Madame BLANCHARD en application des articles 805 et 907 du Code de Procédure Civile et à défaut d’opposition a tenu l’audience pour entendre les plaidoiries et en a rendu compte à la Cour composée de :
Madame CAUTRES, Présidente
Madame SORONDO,Conseiller
Madame BLANCHARD, Conseiller
qui en ont délibéré conformément à la loi.
dans l’affaire opposant :
APPELANT :
Monsieur [E] [B]
de nationalité Française
[Adresse 1]
[Localité 1]
(bénéficie d’une aide juridictionnelle Partielle numéro N-644452024-001915 du 24/05/2024 accordée par le bureau d’aide juridictionnelle de [Localité 2])
Représentée par Me Pascale DUBOURDIEU, avocat au barreau de PAU
INTIMEE :
S.A.S. [1]
[Adresse 2]
[Localité 3]
Représentée par Me Marianne SAVARY de la SELARL NOURY-LABEDE LABEYRIE SAVARY, avocat au barreau de MONT-DE-MARSAN
sur appel de la décision
en date du 26 MARS 2024
rendue par le CONSEIL DE PRUD’HOMMES – FORMATION PARITAIRE DE MONT DE MARSAN
RG numéro : F22/00042
EXPOSÉ DU LITIGE :
M. [E] [B] a exercé en qualité d’entrepreneur individuel une activité de gaveur de volailles ainsi que divers travaux au profit de la SAS [1] (exploitation agricole), et ce durant plusieurs années.

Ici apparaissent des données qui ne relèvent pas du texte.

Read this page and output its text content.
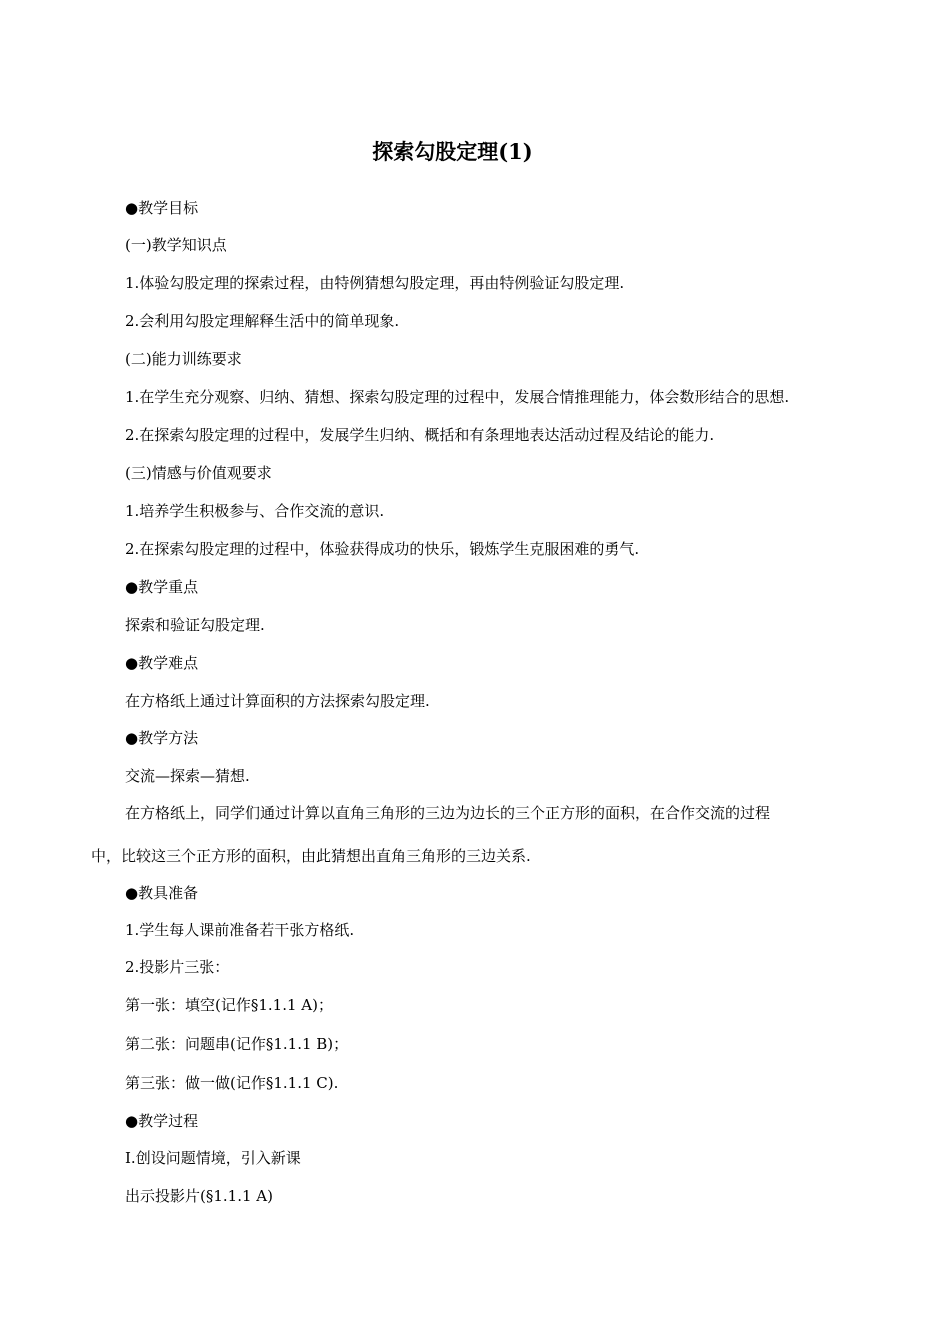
探索勾股定理(1)
●教学目标
(一)教学知识点
1.体验勾股定理的探索过程，由特例猜想勾股定理，再由特例验证勾股定理.
2.会利用勾股定理解释生活中的简单现象.
(二)能力训练要求
1.在学生充分观察、归纳、猜想、探索勾股定理的过程中，发展合情推理能力，体会数形结合的思想.
2.在探索勾股定理的过程中，发展学生归纳、概括和有条理地表达活动过程及结论的能力.
(三)情感与价值观要求
1.培养学生积极参与、合作交流的意识.
2.在探索勾股定理的过程中，体验获得成功的快乐，锻炼学生克服困难的勇气.
●教学重点
探索和验证勾股定理.
●教学难点
在方格纸上通过计算面积的方法探索勾股定理.
●教学方法
交流—探索—猜想.
在方格纸上，同学们通过计算以直角三角形的三边为边长的三个正方形的面积，在合作交流的过程
中，比较这三个正方形的面积，由此猜想出直角三角形的三边关系.
●教具准备
1.学生每人课前准备若干张方格纸.
2.投影片三张：
第一张：填空(记作§1.1.1 A)；
第二张：问题串(记作§1.1.1 B)；
第三张：做一做(记作§1.1.1 C).
●教学过程
Ⅰ.创设问题情境，引入新课
出示投影片(§1.1.1 A)
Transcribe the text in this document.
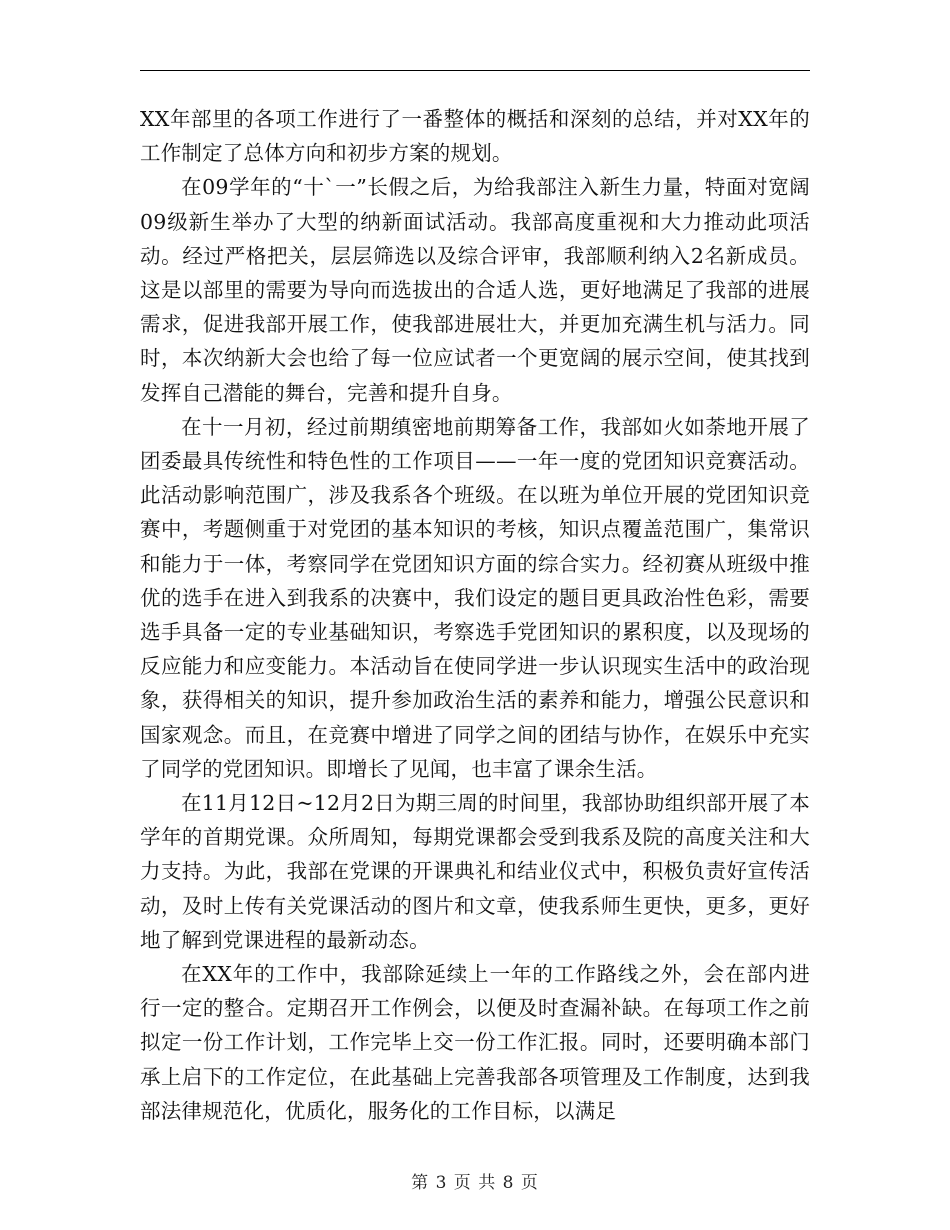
XX年部里的各项工作进行了一番整体的概括和深刻的总结，并对XX年的工作制定了总体方向和初步方案的规划。

在09学年的“十`一”长假之后，为给我部注入新生力量，特面对宽阔09级新生举办了大型的纳新面试活动。我部高度重视和大力推动此项活动。经过严格把关，层层筛选以及综合评审，我部顺利纳入2名新成员。这是以部里的需要为导向而选拔出的合适人选，更好地满足了我部的进展需求，促进我部开展工作，使我部进展壮大，并更加充满生机与活力。同时，本次纳新大会也给了每一位应试者一个更宽阔的展示空间，使其找到发挥自己潜能的舞台，完善和提升自身。

在十一月初，经过前期缜密地前期筹备工作，我部如火如荼地开展了团委最具传统性和特色性的工作项目——一年一度的党团知识竞赛活动。此活动影响范围广，涉及我系各个班级。在以班为单位开展的党团知识竞赛中，考题侧重于对党团的基本知识的考核，知识点覆盖范围广，集常识和能力于一体，考察同学在党团知识方面的综合实力。经初赛从班级中推优的选手在进入到我系的决赛中，我们设定的题目更具政治性色彩，需要选手具备一定的专业基础知识，考察选手党团知识的累积度，以及现场的反应能力和应变能力。本活动旨在使同学进一步认识现实生活中的政治现象，获得相关的知识，提升参加政治生活的素养和能力，增强公民意识和国家观念。而且，在竞赛中增进了同学之间的团结与协作，在娱乐中充实了同学的党团知识。即增长了见闻，也丰富了课余生活。

在11月12日~12月2日为期三周的时间里，我部协助组织部开展了本学年的首期党课。众所周知，每期党课都会受到我系及院的高度关注和大力支持。为此，我部在党课的开课典礼和结业仪式中，积极负责好宣传活动，及时上传有关党课活动的图片和文章，使我系师生更快，更多，更好地了解到党课进程的最新动态。

在XX年的工作中，我部除延续上一年的工作路线之外，会在部内进行一定的整合。定期召开工作例会，以便及时查漏补缺。在每项工作之前拟定一份工作计划，工作完毕上交一份工作汇报。同时，还要明确本部门承上启下的工作定位，在此基础上完善我部各项管理及工作制度，达到我部法律规范化，优质化，服务化的工作目标，以满足

第 3 页 共 8 页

Le 12 septembre 2019, un contrat de travail à durée indéterminée à temps partiel a été conclu entre les parties, pour une durée hebdomadaire de 18h30, sur le poste de gaveur, catégorie employés, niveau 2 échelon 2 coefficient 220 de la convention collective des exploitations agricoles des [Localité 4].
Le 5 janvier 2022, la SAS [1] a adressé à l’Unité Départementale une demande d’autorisation préalable d’activité partielle en raison de la grippe aviaire, autorisation qu’elle a obtenue.
L’employeur indique toutefois ne pas avoir fait usage de cette autorisation d’activité partielle.
Le 17 février 2022, M. [B] s’est vu notifier un avertissement disciplinaire pour ne pas s’être présenté à son poste de travail pour la période du 3 janvier au 9 février 2022.
Par courrier du 25 février 2022, l’employeur a enjoint au salarié d’avoir à justifier du motif de son absence à compter du 17 février 2022.
Le 7 mars 2022, M. [B] a été convoqué à un entretien préalable à un éventuel licenciement, fixé au 17 mars 2022.
Le salarié ne s’est pas présenté à l’entretien.
Par courrier reçu le 17 mars 2022, le salarié a contesté auprès de l’employeur les griefs qui lui étaient reprochés.
Le 29 mars 2022, M. [B] a été licencié pour faute grave.
Par requête reçue au greffe le 20 mai 2022, le salarié a saisi le conseil de prud’hommes de Mont de Marsan en contestation du licenciement.
Par jugement du 26 mars 2024, le conseil de prud’hommes de Mont de Marsan a :
— Dit qu’il n’y a pas lieu de requalifier la relation de travail antérieure au contrat de travail,
— Débouté M. [B] de ses demandes relatives à son licenciement pour faute grave,
— Débouté M. [B] de ses demandes relatives au travail dissimulé,
— Débouté M. [B] de ses demandes relatives à un rappel de salaire,
— Dit ne pas avoir lieu à se prononcer sur la demande d’exécution provisoire,
— Condamné M. [B] à payer à la SAS [1] la somme de 300 euros au titre de l’article 700 du code de procédure civile et aux entiers dépens.
Le 23 avril 2024, M. [B] a interjeté appel partiel du jugement dans des conditions de forme et de délai qui ne sont pas contestées.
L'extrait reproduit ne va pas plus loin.